Thirty-five percent of people of color said they now communicate more with their teams than when they were in the office full-time. On top of that, 31% also say they are able to express themselves better and showcase their personal tone of voice, compared to 18% of their white colleagues. We also discovered that 33% of Black employees feel their visibility to executives has increased through remote working and the use of digital communication tools. Remote work, ultimately, can help level the playing field.

The data continues positive trends reported last year by think tank Slack Future Forum in which black workers reported a “50% increase in their sense of belonging at work and a 64% increase in % of their ability to handle stress once they started working”. from home.” This is not to say that visibility and belonging are “solved” by remote work, but it is positive evidence for continued investment in initiatives and tools focused on these areas. As Future Forum reports, these positive trends are likely due to the more positive environment created by remote work, helping black employees in particular feel less of a need to “switch code.”

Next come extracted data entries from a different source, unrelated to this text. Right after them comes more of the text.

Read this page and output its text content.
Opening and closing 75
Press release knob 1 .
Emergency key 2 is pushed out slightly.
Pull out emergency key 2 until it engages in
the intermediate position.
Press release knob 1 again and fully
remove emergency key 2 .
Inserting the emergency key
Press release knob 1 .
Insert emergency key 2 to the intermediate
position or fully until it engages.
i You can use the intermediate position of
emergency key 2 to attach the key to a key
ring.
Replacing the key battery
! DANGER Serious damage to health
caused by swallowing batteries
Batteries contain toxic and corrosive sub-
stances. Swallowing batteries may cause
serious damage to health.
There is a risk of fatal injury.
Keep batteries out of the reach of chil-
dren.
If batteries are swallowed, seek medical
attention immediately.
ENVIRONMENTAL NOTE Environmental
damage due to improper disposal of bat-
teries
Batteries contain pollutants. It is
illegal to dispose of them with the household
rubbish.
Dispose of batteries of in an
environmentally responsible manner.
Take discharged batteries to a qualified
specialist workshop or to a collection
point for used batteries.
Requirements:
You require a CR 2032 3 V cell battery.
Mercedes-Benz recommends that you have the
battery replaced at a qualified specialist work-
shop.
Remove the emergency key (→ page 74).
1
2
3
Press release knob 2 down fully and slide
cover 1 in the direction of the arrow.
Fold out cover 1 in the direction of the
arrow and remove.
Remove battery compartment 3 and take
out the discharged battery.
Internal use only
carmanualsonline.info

Workplaces are adapting, but there is still work to be done

As companies settle into long-term plans, flexible working (whether hybrid or full remote) remains strong. Seventy-four percent of U.S. companies use or plan to implement a permanent hybrid work model. This is a promising trajectory, given that the Future Forum study concluded that flexible working was “essential for a sense of greater inclusion among black workers.”

But a lot of work remains to be done. Professor Laura Morgan Roberts and Assist. Professor Courtney L. McCluney co-authored an excellent article for the Harvard Business Review in 2020 titled “Working from home being blackIt breaks down ways managers and leaders can promote inclusive practices, including redefining and respecting employee boundaries, actively monitoring for biases, reassessing workplace expectations, and more. with a quote from organizational psychologist Bernardo Ferdman, who wrote that “Practicing inclusion involves everyone having a voice in defining the collective.”

Survey data where workers can self-report their experiences provides a small glimpse into a much bigger picture. There are so many elements in the workplace that contribute to belonging, connection and inclusion. But while workplace communication is only one piece of this puzzle, it’s a particularly critical piece.

Image credit: Wavebreakmedia /

Vinay Hiremath is co-founder and CTO, Loom.